In our opinion, the closed-world protocol is the most challenging one, followed by open-world and closed-world, respectively. We emphasize that, in order to assess robustness and generalization ability, all protocols should be considered by future competitions.

5.8 Soft biometrics

Considering that several recent periocular databases have labeled soft-biometrics as age, gender, race, and eye color (Zanlorensi et al. 2020a; Rattani et al. 2016; Padole and Proença 2012), such information can be used to improve the biometric systems’ performance/accuracy. The few works found in the literature exploring this kind of information generally present promising improvements by using soft biometrics data for both the training and evaluation stage (Marra et al. 2018; Zanlorensi et al. 2020a). Recent research in this area aims to detect/classify these attributes (Krishnan et al. 2020; Rattani et al. 2017b, 2018; Kuehlkamp and Bowyer 2019; Zanlorensi et al. 2020a). With the advancement of these approaches, we believe that soft biometrics will increasingly become an alternative to improve biometric systems’ performance, serving as a pre-matching process to return the most likely matching samples.

6 Conclusion

This work presented a survey of databases and competitions for ocular recognition.

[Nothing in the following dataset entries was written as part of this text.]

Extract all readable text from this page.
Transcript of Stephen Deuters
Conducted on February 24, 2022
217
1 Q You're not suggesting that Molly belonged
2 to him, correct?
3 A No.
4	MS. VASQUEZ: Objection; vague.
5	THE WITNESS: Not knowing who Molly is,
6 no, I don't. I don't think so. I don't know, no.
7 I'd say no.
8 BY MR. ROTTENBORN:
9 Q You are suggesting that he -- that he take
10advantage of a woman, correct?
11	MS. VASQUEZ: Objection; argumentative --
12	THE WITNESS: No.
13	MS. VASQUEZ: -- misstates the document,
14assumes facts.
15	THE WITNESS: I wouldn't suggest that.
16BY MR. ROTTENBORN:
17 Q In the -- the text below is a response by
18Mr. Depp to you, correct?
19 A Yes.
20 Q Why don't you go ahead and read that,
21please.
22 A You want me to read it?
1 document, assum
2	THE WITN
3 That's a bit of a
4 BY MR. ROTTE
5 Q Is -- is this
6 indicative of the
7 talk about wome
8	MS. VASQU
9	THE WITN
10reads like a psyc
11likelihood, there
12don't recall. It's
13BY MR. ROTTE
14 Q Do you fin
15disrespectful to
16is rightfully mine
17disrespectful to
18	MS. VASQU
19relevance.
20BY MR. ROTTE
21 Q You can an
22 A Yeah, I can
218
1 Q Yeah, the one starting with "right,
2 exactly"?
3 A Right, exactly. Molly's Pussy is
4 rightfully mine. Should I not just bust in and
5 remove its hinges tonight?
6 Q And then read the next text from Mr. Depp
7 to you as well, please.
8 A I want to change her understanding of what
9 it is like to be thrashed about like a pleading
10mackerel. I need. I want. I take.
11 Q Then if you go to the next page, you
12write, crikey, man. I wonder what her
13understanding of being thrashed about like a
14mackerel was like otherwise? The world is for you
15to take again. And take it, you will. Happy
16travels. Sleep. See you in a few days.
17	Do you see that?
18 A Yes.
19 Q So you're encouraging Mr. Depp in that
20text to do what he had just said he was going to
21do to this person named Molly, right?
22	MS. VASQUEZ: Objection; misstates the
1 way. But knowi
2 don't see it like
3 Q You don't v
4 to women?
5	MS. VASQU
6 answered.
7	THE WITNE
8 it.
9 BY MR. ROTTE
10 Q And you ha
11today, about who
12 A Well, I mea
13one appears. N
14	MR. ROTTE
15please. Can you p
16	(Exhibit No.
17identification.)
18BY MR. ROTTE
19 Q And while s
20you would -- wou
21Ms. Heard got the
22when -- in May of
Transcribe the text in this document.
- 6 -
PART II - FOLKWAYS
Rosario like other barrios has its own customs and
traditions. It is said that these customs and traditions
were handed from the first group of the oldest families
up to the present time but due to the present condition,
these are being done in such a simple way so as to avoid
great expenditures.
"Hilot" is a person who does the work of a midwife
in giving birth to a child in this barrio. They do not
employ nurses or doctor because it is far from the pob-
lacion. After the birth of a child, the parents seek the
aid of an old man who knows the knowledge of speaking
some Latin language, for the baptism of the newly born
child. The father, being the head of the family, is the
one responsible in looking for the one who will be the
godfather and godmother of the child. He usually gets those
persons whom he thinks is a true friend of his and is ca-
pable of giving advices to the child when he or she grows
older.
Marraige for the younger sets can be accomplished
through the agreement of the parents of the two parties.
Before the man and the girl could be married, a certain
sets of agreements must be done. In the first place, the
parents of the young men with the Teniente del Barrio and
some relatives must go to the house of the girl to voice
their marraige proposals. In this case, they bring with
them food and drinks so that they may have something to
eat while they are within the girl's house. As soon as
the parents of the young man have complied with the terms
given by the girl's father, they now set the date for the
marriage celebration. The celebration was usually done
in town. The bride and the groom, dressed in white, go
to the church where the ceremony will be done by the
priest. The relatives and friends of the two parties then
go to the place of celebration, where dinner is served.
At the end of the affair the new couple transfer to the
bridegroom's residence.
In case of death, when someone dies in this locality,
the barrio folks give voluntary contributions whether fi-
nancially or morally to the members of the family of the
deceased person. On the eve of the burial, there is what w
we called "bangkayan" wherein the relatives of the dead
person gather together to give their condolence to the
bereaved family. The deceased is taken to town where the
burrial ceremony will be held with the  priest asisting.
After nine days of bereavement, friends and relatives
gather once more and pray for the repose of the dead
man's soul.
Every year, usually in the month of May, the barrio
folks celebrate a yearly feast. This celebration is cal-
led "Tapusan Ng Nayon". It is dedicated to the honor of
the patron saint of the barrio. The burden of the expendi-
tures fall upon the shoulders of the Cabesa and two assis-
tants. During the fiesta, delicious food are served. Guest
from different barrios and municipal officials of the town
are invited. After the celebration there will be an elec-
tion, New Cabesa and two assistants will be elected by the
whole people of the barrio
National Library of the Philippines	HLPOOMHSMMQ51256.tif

For each database, we described information such as image acquisition protocols, creation year, acquisition environment, images wavelength, number of images and subjects, and modality. The databases were described and divided into three subsections: NIR, VIS and cross-spectral, and multimodal databases. Such databases included iris and periocular images for different applications such as recognition, liveness detection, spoofing, contact lens detection, synthetic iris creation, among others. We also presented recent competitions in iris and periocular recognition and described the approaches that achieved the best results. The top-ranked methodologies using only iris traits and also the better overall result (i.e., using both iris and periocular information) were detailed. Finally, we reviewed recent and promising works that applied deep learning frameworks to ocular recognition tasks.

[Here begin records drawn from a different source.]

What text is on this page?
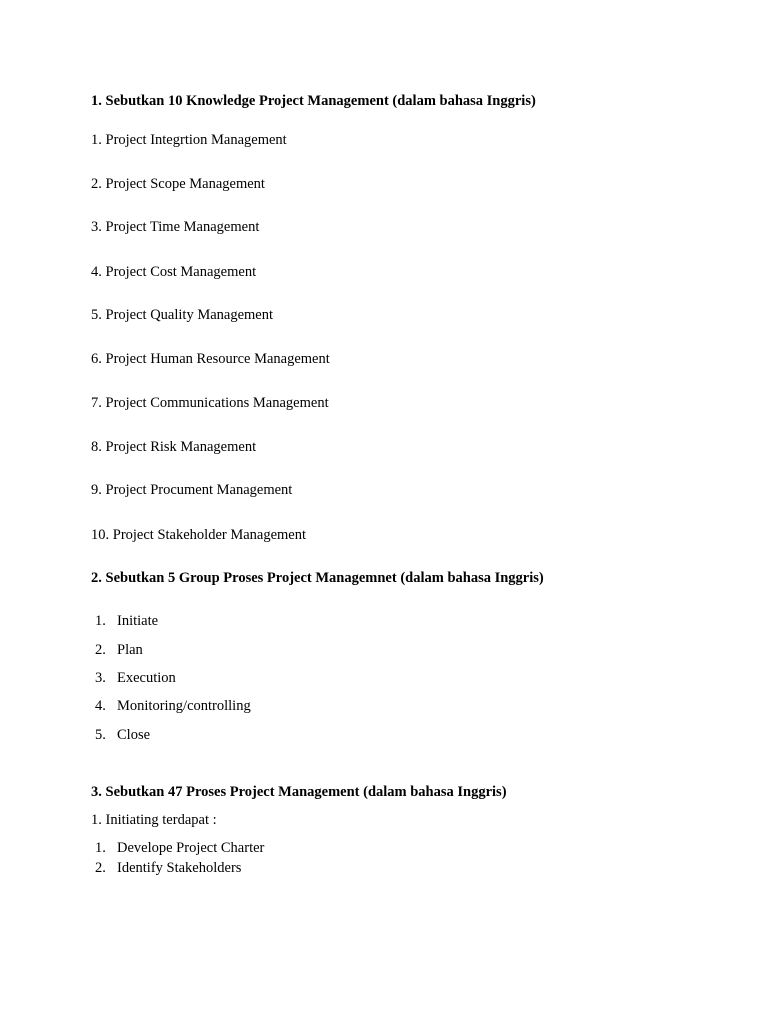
1. Sebutkan 10 Knowledge Project Management (dalam bahasa Inggris)
1. Project Integrtion Management
2. Project Scope Management
3. Project Time Management
4. Project Cost Management
5. Project Quality Management
6. Project Human Resource Management
7. Project Communications Management
8. Project Risk Management
9. Project Procument Management
10. Project Stakeholder Management
2. Sebutkan 5 Group Proses Project Managemnet (dalam bahasa Inggris)
1. Initiate
2. Plan
3. Execution
4. Monitoring/controlling
5. Close
3. Sebutkan 47 Proses Project Management (dalam bahasa Inggris)
1. Initiating terdapat :
1. Develope Project Charter
2. Identify Stakeholders
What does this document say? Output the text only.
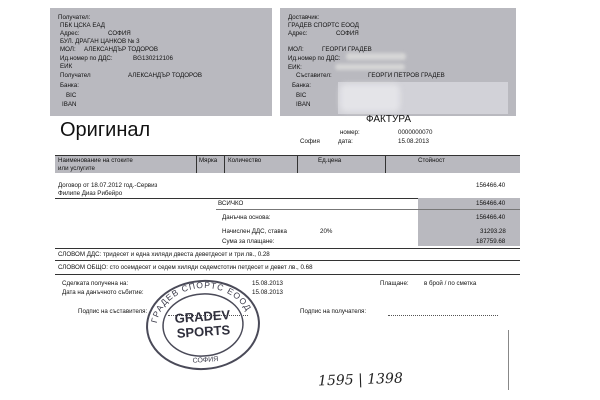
Получател:
ПБК ЦСКА ЕАД
Адрес:	СОФИЯ
БУЛ. ДРАГАН ЦАНКОВ № 3
МОЛ: АЛЕКСАНДЪР ТОДОРОВ
Ид.номер по ДДС:	BG130212106
ЕИК
Получател	АЛЕКСАНДЪР ТОДОРОВ
Банка:
BIC
IBAN
Доставчик:
ГРАДЕВ СПОРТС ЕООД
Адрес:	СОФИЯ
МОЛ:	ГЕОРГИ ГРАДЕВ
Ид.номер по ДДС:
ЕИК:
Съставител:	ГЕОРГИ ПЕТРОВ ГРАДЕВ
Банка:
BIC
IBAN
Оригинал	ФАКТУРА
номер:	0000000070
София	дата:	15.08.2013
Наименование на стоките
или услугите
Мярка Количество	Ед.цена	Стойност
Договор от 18.07.2012 год.-Сервиз
Филипе Диаз Рибейро
156466.40
ВСИЧКО	156466.40
Данъчна основа:	156466.40
Начислен ДДС, ставка	20%	31293.28
Сума за плащане:	187759.68
СЛОВОМ ДДС: тридесет и една хиляди двеста деветдесет и три лв., 0.28
СЛОВОМ ОБЩО: сто осемдесет и седем хиляди седемстотин петдесет и девет лв., 0.68
Сделката получена на:	15.08.2013	Плащане: в брой / по сметка
Дата на данъчното събитие:	15.08.2013
Подпис на съставителя:	Подпис на получателя:
ГРАДЕВ СПОРТС ЕООД
GRADEV
SPORTS
СОФИЯ
1595 | 1398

We also described recent challenges and approaches to these issues, point out some future directions and new trends in the ocular biometrics. In this context, some research directions can be highlighted, for example, recognition using (1) images taken in an uncontrolled environment (Proença and Alexandre 2012; De Marsico et al. 2017; Rattani et al. 2016), (2) images obtained from mobile devices at the VIS wavelength (De Marsico et al. 2017; Rattani et al. 2016), and (3) cross-spectrum images (Wang and Kumar 2019a; Zanlorensi et al. 2019). Aiming to study the scalability of deep iris and periocular features and images obtained by smartphones, a very close real-world scenario, it may be interesting to create a database containing a larger number of devices/sensors and subjects compared with current databases (Kim et al. 2016; De Marsico et al. 2015; Raja et al. 2015; Santos et al. 2015; Rattani et al. 2016; Zanlorensi et al. 2020a), since the largest one in terms of sensors (CSIP) have only 2004 images captured from 50 subjects by 7 different devices and the largest database in terms of subject (UFPR-Periocular) have 33, 660 images captured from 1122 subjects by 196 different sensors (not cross-sensor). The application of machine learning techniques for segmentation, feature extraction, and recognition can still be greatly explored (De Marsico et al. 2016) since promising results have been achieved using them (Menotti et al. 2015; Gangwar and Joshi 2016; Liu et al. 2016; He et al. 2016; Du et al. 2016). Other directions that also deserve attention are ocular recognition at distance, liveness detection, multimodal ocular biometrics, and soft biometrics, which can be used to improve the performance of ocular biometric systems.